Remember when the idea of WiFi seemed so futuristic and cutting edge? Now, not having access to it everywhere we go is cause for a collective groan. How many of you hate going to the grocery store because there is never WiFi and the signal is always terrible? We are moving into the age of IoT (Internet of Things); where if it has an on/off switch, it will probably be (if not already) a part of the IoT.
How Did This Craziness Start?
You can go back as far as the 1930’s to find ideas and speculation about communicating objects. As the 20th century continued, other less obvious examples of IoT surfaced. In the 70’s, UPC codes and ATMs were introduced.
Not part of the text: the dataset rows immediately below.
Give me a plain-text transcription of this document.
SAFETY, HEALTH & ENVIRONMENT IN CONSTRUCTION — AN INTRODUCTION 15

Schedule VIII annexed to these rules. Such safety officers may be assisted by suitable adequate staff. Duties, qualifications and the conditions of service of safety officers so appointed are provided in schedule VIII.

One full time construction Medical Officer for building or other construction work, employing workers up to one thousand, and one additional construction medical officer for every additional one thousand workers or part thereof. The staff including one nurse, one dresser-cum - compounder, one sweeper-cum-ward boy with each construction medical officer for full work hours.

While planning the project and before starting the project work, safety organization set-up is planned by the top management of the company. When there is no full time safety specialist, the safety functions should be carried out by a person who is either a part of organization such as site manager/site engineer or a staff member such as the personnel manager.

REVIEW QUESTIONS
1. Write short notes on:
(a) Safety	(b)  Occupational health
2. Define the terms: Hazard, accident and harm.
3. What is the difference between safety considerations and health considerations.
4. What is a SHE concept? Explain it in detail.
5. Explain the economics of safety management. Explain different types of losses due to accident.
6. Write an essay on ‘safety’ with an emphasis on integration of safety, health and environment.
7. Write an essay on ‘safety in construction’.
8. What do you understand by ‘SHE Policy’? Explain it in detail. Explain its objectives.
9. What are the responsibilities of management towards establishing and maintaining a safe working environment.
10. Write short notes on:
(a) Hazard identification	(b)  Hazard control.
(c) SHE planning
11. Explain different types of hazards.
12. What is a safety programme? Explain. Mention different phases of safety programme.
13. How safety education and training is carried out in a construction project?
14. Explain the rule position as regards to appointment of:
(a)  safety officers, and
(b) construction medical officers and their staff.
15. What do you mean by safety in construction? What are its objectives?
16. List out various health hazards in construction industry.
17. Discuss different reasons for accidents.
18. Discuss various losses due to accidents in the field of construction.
Twenty years later, wearable computers and webcams started to surface. In 1999, Kevin Ashton became the first to coin the term “IoT” during a presentation to Proctor and Gamble.
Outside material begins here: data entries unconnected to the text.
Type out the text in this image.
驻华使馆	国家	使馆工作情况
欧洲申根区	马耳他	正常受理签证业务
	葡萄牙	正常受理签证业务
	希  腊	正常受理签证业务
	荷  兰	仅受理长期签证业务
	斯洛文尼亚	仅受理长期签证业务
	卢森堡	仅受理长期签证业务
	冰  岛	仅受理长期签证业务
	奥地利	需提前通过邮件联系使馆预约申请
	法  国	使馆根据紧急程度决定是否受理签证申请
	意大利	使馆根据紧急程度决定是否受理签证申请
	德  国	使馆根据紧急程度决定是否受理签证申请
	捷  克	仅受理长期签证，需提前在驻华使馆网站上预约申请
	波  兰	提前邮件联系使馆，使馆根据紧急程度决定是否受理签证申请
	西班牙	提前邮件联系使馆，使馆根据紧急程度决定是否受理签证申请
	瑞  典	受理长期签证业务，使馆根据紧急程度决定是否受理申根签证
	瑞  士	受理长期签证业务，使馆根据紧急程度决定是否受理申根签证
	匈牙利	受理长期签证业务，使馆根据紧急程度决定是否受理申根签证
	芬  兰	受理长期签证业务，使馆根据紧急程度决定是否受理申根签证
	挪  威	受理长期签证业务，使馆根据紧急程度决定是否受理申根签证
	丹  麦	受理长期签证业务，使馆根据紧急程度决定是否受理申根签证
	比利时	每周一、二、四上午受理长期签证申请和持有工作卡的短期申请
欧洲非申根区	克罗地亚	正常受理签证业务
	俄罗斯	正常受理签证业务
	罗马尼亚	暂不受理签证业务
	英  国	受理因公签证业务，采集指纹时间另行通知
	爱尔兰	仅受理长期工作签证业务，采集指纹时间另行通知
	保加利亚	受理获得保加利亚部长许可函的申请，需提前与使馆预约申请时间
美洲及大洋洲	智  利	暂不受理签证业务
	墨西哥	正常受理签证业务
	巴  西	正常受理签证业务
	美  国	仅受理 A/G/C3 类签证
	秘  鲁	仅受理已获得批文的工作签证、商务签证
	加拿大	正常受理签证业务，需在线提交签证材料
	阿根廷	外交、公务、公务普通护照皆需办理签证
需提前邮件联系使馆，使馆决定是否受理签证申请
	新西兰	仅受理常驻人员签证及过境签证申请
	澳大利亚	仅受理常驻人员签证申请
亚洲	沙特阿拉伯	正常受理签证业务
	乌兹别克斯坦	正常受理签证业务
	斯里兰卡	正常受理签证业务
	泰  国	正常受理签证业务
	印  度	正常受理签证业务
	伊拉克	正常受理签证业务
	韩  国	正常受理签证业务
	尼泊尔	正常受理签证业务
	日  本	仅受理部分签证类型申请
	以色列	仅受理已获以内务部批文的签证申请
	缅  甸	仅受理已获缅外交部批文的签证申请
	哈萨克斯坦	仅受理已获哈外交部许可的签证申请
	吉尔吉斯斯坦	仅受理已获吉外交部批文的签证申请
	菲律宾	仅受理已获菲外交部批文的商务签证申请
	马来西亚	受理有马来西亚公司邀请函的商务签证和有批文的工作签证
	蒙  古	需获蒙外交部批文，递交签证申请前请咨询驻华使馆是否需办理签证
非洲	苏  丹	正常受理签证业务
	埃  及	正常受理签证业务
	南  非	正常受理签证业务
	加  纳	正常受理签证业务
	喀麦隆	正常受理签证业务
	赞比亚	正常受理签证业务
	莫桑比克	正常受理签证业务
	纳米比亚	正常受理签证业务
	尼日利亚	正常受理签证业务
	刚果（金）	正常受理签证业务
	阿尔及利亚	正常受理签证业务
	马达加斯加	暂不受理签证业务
He says, “If we had computers that knew everything there was to know about things—using data they gathered without any help from us—we would be able to track and count everything, and greatly reduce waste, loss and cost. We would know when things needed replacing, repairing or recalling, and whether they were fresh or past their best.” Since then, we’ve begun to see connectivity between consumer items and the internet become more and more commonplace.
Where Is IoT Now?
Today, smart home products are beginning to flood the market. Amazon Echo, Google Home, SimpliSafe’s wireless security sensors, and wearable tech products are just a few examples of Consumer IoT. We demand innovation and simplicity. Anything that makes our life easier, more productive, and sometimes more energy/cost efficient is guaranteed to gain traction. Smart home products give you the ability to control the temperature, lighting, food, security and entertainment. Our vehicles are becoming more and more connected. Self-driving cars will become more commonplace and we’ll truly have control over most parts of our lives. On an enterprise level, we’re seeing IoT hit the transportation/infrastructure telecom industries, creating more of a smart city.
What’s Next for IoT?
Security. As we continue to become more connected, there will be a great need for specific security and steps to ensure it. It’s not just nanny cams that can be hacked anymore. Everything we work with, touch, and see will have the ability to work against us. We will be taking a risk getting into our car every morning (The Fate of the Furious, anyone?), using our phone, the ATM, or anything that has access to the internet. The risk is also the excitement. We will have control over how much energy we use at home. We’ll be able to activate and deactivate at a moment’s notice. On a national level, we’ll have the ability provide more information and analytics to every part of insurance, climate control, and renewable resources. Globally, we can have a direct impact on clean water, medication, and disease control innovations. Where do you think IoT innovation can help most?